17. New file to edit with your favorite editor: /lib/systemd/system/meowmeow.service

Note first how this file is in lib and the other was in etc. It turns out (see random wiki reference from Archland) that systemd can read files from both locations, but that etc takes precedence. I literally just noticed this right now as I type this, when I did the actual deploy I put them in different directories only because I switched to following the tutorial on the Luminus website for the jar. But that might be the answer to why mongodb magically starts before the jar for me (if we interpret the ambiguous term “takes precedence” to mean not just “decides in case of conflicts” but also “goes first” — which it might! Maybe.). So just stick this one in lib and hope?

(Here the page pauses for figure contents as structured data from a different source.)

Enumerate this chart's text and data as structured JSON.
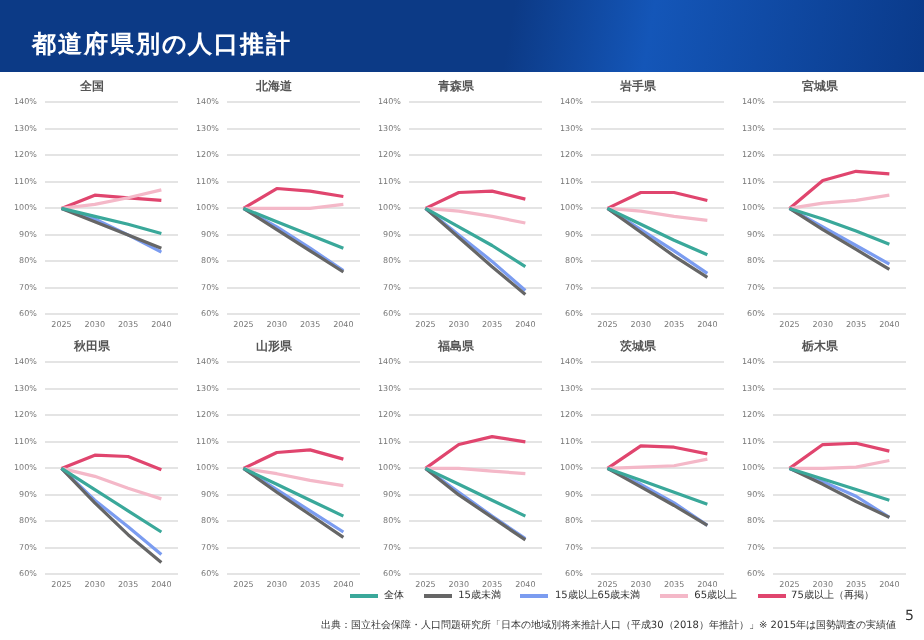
{
  "chart_data": [
    {
      "type": "line",
      "title": "全国",
      "annotations": [
        "都道府県別の人口推計",
        "出典：国立社会保障・人口問題研究所「日本の地域別将来推計人口（平成30（2018）年推計）」※ 2015年は国勢調査の実績値",
        "5"
      ],
      "legend": "bottom",
      "grid": "y",
      "marker": "none",
      "categories": [
        "2025",
        "2030",
        "2035",
        "2040"
      ],
      "ylim": [
        60,
        140
      ],
      "yticks": [
        {
          "value": 60,
          "label": "60%"
        },
        {
          "value": 70,
          "label": "70%"
        },
        {
          "value": 80,
          "label": "80%"
        },
        {
          "value": 90,
          "label": "90%"
        },
        {
          "value": 100,
          "label": "100%"
        },
        {
          "value": 110,
          "label": "110%"
        },
        {
          "value": 120,
          "label": "120%"
        },
        {
          "value": 130,
          "label": "130%"
        },
        {
          "value": 140,
          "label": "140%"
        }
      ],
      "series": [
        {
          "name": "全体",
          "color": "#3aa89a",
          "values": [
            100,
            97,
            94,
            90.5
          ]
        },
        {
          "name": "15歳未満",
          "color": "#666666",
          "values": [
            100,
            95,
            90,
            85
          ]
        },
        {
          "name": "15歳以上65歳未満",
          "color": "#7b9cf0",
          "values": [
            100,
            96,
            90,
            83.5
          ]
        },
        {
          "name": "65歳以上",
          "color": "#f4b8c8",
          "values": [
            100,
            101.5,
            104,
            107
          ]
        },
        {
          "name": "75歳以上（再掲）",
          "color": "#e0456e",
          "values": [
            100,
            105,
            104,
            103
          ]
        }
      ]
    },
    {
      "type": "line",
      "title": "北海道",
      "grid": "y",
      "marker": "none",
      "categories": [
        "2025",
        "2030",
        "2035",
        "2040"
      ],
      "ylim": [
        60,
        140
      ],
      "yticks": [
        {
          "value": 60,
          "label": "60%"
        },
        {
          "value": 70,
          "label": "70%"
        },
        {
          "value": 80,
          "label": "80%"
        },
        {
          "value": 90,
          "label": "90%"
        },
        {
          "value": 100,
          "label": "100%"
        },
        {
          "value": 110,
          "label": "110%"
        },
        {
          "value": 120,
          "label": "120%"
        },
        {
          "value": 130,
          "label": "130%"
        },
        {
          "value": 140,
          "label": "140%"
        }
      ],
      "series": [
        {
          "color": "#3aa89a",
          "values": [
            100,
            95,
            90,
            85
          ]
        },
        {
          "color": "#666666",
          "values": [
            100,
            92,
            84,
            76
          ]
        },
        {
          "color": "#7b9cf0",
          "values": [
            100,
            93,
            85,
            76.5
          ]
        },
        {
          "color": "#f4b8c8",
          "values": [
            100,
            100,
            100,
            101.5
          ]
        },
        {
          "color": "#e0456e",
          "values": [
            100,
            107.5,
            106.5,
            104.5
          ]
        }
      ]
    },
    {
      "type": "line",
      "title": "青森県",
      "grid": "y",
      "marker": "none",
      "categories": [
        "2025",
        "2030",
        "2035",
        "2040"
      ],
      "ylim": [
        60,
        140
      ],
      "yticks": [
        {
          "value": 60,
          "label": "60%"
        },
        {
          "value": 70,
          "label": "70%"
        },
        {
          "value": 80,
          "label": "80%"
        },
        {
          "value": 90,
          "label": "90%"
        },
        {
          "value": 100,
          "label": "100%"
        },
        {
          "value": 110,
          "label": "110%"
        },
        {
          "value": 120,
          "label": "120%"
        },
        {
          "value": 130,
          "label": "130%"
        },
        {
          "value": 140,
          "label": "140%"
        }
      ],
      "series": [
        {
          "color": "#3aa89a",
          "values": [
            100,
            93,
            86,
            78
          ]
        },
        {
          "color": "#666666",
          "values": [
            100,
            89,
            78,
            67.5
          ]
        },
        {
          "color": "#7b9cf0",
          "values": [
            100,
            90,
            80,
            69
          ]
        },
        {
          "color": "#f4b8c8",
          "values": [
            100,
            99,
            97,
            94.5
          ]
        },
        {
          "color": "#e0456e",
          "values": [
            100,
            106,
            106.5,
            103.5
          ]
        }
      ]
    },
    {
      "type": "line",
      "title": "岩手県",
      "grid": "y",
      "marker": "none",
      "categories": [
        "2025",
        "2030",
        "2035",
        "2040"
      ],
      "ylim": [
        60,
        140
      ],
      "yticks": [
        {
          "value": 60,
          "label": "60%"
        },
        {
          "value": 70,
          "label": "70%"
        },
        {
          "value": 80,
          "label": "80%"
        },
        {
          "value": 90,
          "label": "90%"
        },
        {
          "value": 100,
          "label": "100%"
        },
        {
          "value": 110,
          "label": "110%"
        },
        {
          "value": 120,
          "label": "120%"
        },
        {
          "value": 130,
          "label": "130%"
        },
        {
          "value": 140,
          "label": "140%"
        }
      ],
      "series": [
        {
          "color": "#3aa89a",
          "values": [
            100,
            94,
            88,
            82.5
          ]
        },
        {
          "color": "#666666",
          "values": [
            100,
            91,
            82,
            74
          ]
        },
        {
          "color": "#7b9cf0",
          "values": [
            100,
            92,
            84,
            75.5
          ]
        },
        {
          "color": "#f4b8c8",
          "values": [
            100,
            99,
            97,
            95.5
          ]
        },
        {
          "color": "#e0456e",
          "values": [
            100,
            106,
            106,
            103
          ]
        }
      ]
    },
    {
      "type": "line",
      "title": "宮城県",
      "grid": "y",
      "marker": "none",
      "categories": [
        "2025",
        "2030",
        "2035",
        "2040"
      ],
      "ylim": [
        60,
        140
      ],
      "yticks": [
        {
          "value": 60,
          "label": "60%"
        },
        {
          "value": 70,
          "label": "70%"
        },
        {
          "value": 80,
          "label": "80%"
        },
        {
          "value": 90,
          "label": "90%"
        },
        {
          "value": 100,
          "label": "100%"
        },
        {
          "value": 110,
          "label": "110%"
        },
        {
          "value": 120,
          "label": "120%"
        },
        {
          "value": 130,
          "label": "130%"
        },
        {
          "value": 140,
          "label": "140%"
        }
      ],
      "series": [
        {
          "color": "#3aa89a",
          "values": [
            100,
            96,
            91.5,
            86.5
          ]
        },
        {
          "color": "#666666",
          "values": [
            100,
            92,
            84.5,
            77
          ]
        },
        {
          "color": "#7b9cf0",
          "values": [
            100,
            93,
            86,
            79
          ]
        },
        {
          "color": "#f4b8c8",
          "values": [
            100,
            102,
            103,
            105
          ]
        },
        {
          "color": "#e0456e",
          "values": [
            100,
            110.5,
            114,
            113
          ]
        }
      ]
    },
    {
      "type": "line",
      "title": "秋田県",
      "grid": "y",
      "marker": "none",
      "categories": [
        "2025",
        "2030",
        "2035",
        "2040"
      ],
      "ylim": [
        60,
        140
      ],
      "yticks": [
        {
          "value": 60,
          "label": "60%"
        },
        {
          "value": 70,
          "label": "70%"
        },
        {
          "value": 80,
          "label": "80%"
        },
        {
          "value": 90,
          "label": "90%"
        },
        {
          "value": 100,
          "label": "100%"
        },
        {
          "value": 110,
          "label": "110%"
        },
        {
          "value": 120,
          "label": "120%"
        },
        {
          "value": 130,
          "label": "130%"
        },
        {
          "value": 140,
          "label": "140%"
        }
      ],
      "series": [
        {
          "color": "#3aa89a",
          "values": [
            100,
            92,
            84,
            76
          ]
        },
        {
          "color": "#666666",
          "values": [
            100,
            87,
            75,
            64.5
          ]
        },
        {
          "color": "#7b9cf0",
          "values": [
            100,
            88,
            78,
            67.5
          ]
        },
        {
          "color": "#f4b8c8",
          "values": [
            100,
            97,
            92.5,
            88.5
          ]
        },
        {
          "color": "#e0456e",
          "values": [
            100,
            105,
            104.5,
            99.5
          ]
        }
      ]
    },
    {
      "type": "line",
      "title": "山形県",
      "grid": "y",
      "marker": "none",
      "categories": [
        "2025",
        "2030",
        "2035",
        "2040"
      ],
      "ylim": [
        60,
        140
      ],
      "yticks": [
        {
          "value": 60,
          "label": "60%"
        },
        {
          "value": 70,
          "label": "70%"
        },
        {
          "value": 80,
          "label": "80%"
        },
        {
          "value": 90,
          "label": "90%"
        },
        {
          "value": 100,
          "label": "100%"
        },
        {
          "value": 110,
          "label": "110%"
        },
        {
          "value": 120,
          "label": "120%"
        },
        {
          "value": 130,
          "label": "130%"
        },
        {
          "value": 140,
          "label": "140%"
        }
      ],
      "series": [
        {
          "color": "#3aa89a",
          "values": [
            100,
            94,
            88,
            82
          ]
        },
        {
          "color": "#666666",
          "values": [
            100,
            91,
            82.5,
            74
          ]
        },
        {
          "color": "#7b9cf0",
          "values": [
            100,
            92,
            84,
            76
          ]
        },
        {
          "color": "#f4b8c8",
          "values": [
            100,
            98,
            95.5,
            93.5
          ]
        },
        {
          "color": "#e0456e",
          "values": [
            100,
            106,
            107,
            103.5
          ]
        }
      ]
    },
    {
      "type": "line",
      "title": "福島県",
      "grid": "y",
      "marker": "none",
      "categories": [
        "2025",
        "2030",
        "2035",
        "2040"
      ],
      "ylim": [
        60,
        140
      ],
      "yticks": [
        {
          "value": 60,
          "label": "60%"
        },
        {
          "value": 70,
          "label": "70%"
        },
        {
          "value": 80,
          "label": "80%"
        },
        {
          "value": 90,
          "label": "90%"
        },
        {
          "value": 100,
          "label": "100%"
        },
        {
          "value": 110,
          "label": "110%"
        },
        {
          "value": 120,
          "label": "120%"
        },
        {
          "value": 130,
          "label": "130%"
        },
        {
          "value": 140,
          "label": "140%"
        }
      ],
      "series": [
        {
          "color": "#3aa89a",
          "values": [
            100,
            94,
            88,
            82
          ]
        },
        {
          "color": "#666666",
          "values": [
            100,
            90,
            81.5,
            73
          ]
        },
        {
          "color": "#7b9cf0",
          "values": [
            100,
            91,
            82,
            73.5
          ]
        },
        {
          "color": "#f4b8c8",
          "values": [
            100,
            100,
            99,
            98
          ]
        },
        {
          "color": "#e0456e",
          "values": [
            100,
            109,
            112,
            110
          ]
        }
      ]
    },
    {
      "type": "line",
      "title": "茨城県",
      "grid": "y",
      "marker": "none",
      "categories": [
        "2025",
        "2030",
        "2035",
        "2040"
      ],
      "ylim": [
        60,
        140
      ],
      "yticks": [
        {
          "value": 60,
          "label": "60%"
        },
        {
          "value": 70,
          "label": "70%"
        },
        {
          "value": 80,
          "label": "80%"
        },
        {
          "value": 90,
          "label": "90%"
        },
        {
          "value": 100,
          "label": "100%"
        },
        {
          "value": 110,
          "label": "110%"
        },
        {
          "value": 120,
          "label": "120%"
        },
        {
          "value": 130,
          "label": "130%"
        },
        {
          "value": 140,
          "label": "140%"
        }
      ],
      "series": [
        {
          "color": "#3aa89a",
          "values": [
            100,
            95.5,
            91,
            86.5
          ]
        },
        {
          "color": "#666666",
          "values": [
            100,
            93,
            86,
            78.5
          ]
        },
        {
          "color": "#7b9cf0",
          "values": [
            100,
            94,
            87,
            78.5
          ]
        },
        {
          "color": "#f4b8c8",
          "values": [
            100,
            100.5,
            101,
            103.5
          ]
        },
        {
          "color": "#e0456e",
          "values": [
            100,
            108.5,
            108,
            105.5
          ]
        }
      ]
    },
    {
      "type": "line",
      "title": "栃木県",
      "grid": "y",
      "marker": "none",
      "categories": [
        "2025",
        "2030",
        "2035",
        "2040"
      ],
      "ylim": [
        60,
        140
      ],
      "yticks": [
        {
          "value": 60,
          "label": "60%"
        },
        {
          "value": 70,
          "label": "70%"
        },
        {
          "value": 80,
          "label": "80%"
        },
        {
          "value": 90,
          "label": "90%"
        },
        {
          "value": 100,
          "label": "100%"
        },
        {
          "value": 110,
          "label": "110%"
        },
        {
          "value": 120,
          "label": "120%"
        },
        {
          "value": 130,
          "label": "130%"
        },
        {
          "value": 140,
          "label": "140%"
        }
      ],
      "series": [
        {
          "color": "#3aa89a",
          "values": [
            100,
            96,
            92,
            88
          ]
        },
        {
          "color": "#666666",
          "values": [
            100,
            94,
            87.5,
            81.5
          ]
        },
        {
          "color": "#7b9cf0",
          "values": [
            100,
            95,
            89.5,
            81.5
          ]
        },
        {
          "color": "#f4b8c8",
          "values": [
            100,
            100,
            100.5,
            103
          ]
        },
        {
          "color": "#e0456e",
          "values": [
            100,
            109,
            109.5,
            106.5
          ]
        }
      ]
    }
  ]
}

Anyway. Put this stuff in there:

[Unit]
Description=Foo bar app loren ipsum kitty meow duh
After=network.target 
[Service] 
WorkingDirectory=/home/kittycat/meowmeow
EnvironmentFile=-/home/kittycat/meowmeow/env
Environment=”DATABASE_URL=mongodb://127.0.0.1/meowmeow_prod"
ExecStart=/usr/bin/java -jar /home/kittycat/meowmeow.jar 
User=kittycat
[Install] 
WantedBy=multi-user.target

[Very special update: so here’s an article that delves into the nitty-gritty of systemd dependency and load order handling. Turns out that the way to actually guarantee that the jar loads after the database would be to stick mongodb.service in the “after” line in this file. But also it’s kinda parallel and so maybe JVM startup time is saving the existing code in my actual case. Look how non-lazy I am in the service of you, the reader.]

Note that all of these directories and commands to execute and stuff have to be absolute, not relative, pathnames.

Do the start and status commands from above again, though, obviously, with meowmeow instead of mongodb. Then go see if your website is running again. If it all works, and Russian hackers haven’t already pwned your webapp, then you’re probably ready to:

18. Tell it to start automatically on restart.

sudo systemctl daemon-reload 
sudo systemctl enable mongodb.service
sudo systemctl enable meowmeow.service

I’m not completely sure that the first line there is necessary, but it has 15 upvotes, so, hey. I’m also not sure that the .service extension is necessary on the enable commands (the Luminus tutorial has ’em, the Digitalocean tutorial doesn’t, when I was just typing in whatever the internet gods told me to do to get this running I accordingly put it in for the jar but not for the database… and it seems to have worked).

19. Now the moment of truth. Reboot the server:

sudo shutdown -r now

Wait a few moments. Then see if your app works. If it does, you’re done.*

• Well, done, if you’re not doing anything serious, and don’t need, e.g., security of really any kind at all. If stop here on anything in actual industrial production that has sensitive data or where it matters if evil hackers make you part of a botnet or basically in any circumstance where you don’t feel free to trust everyone to whom you give the ip address to this server, then you’ll get fired and possibly imprisoned if you stop here, but why the hell are you relying on a tutorial from someone who started by pointing out that he doesn’t know what he’s talking about anyway?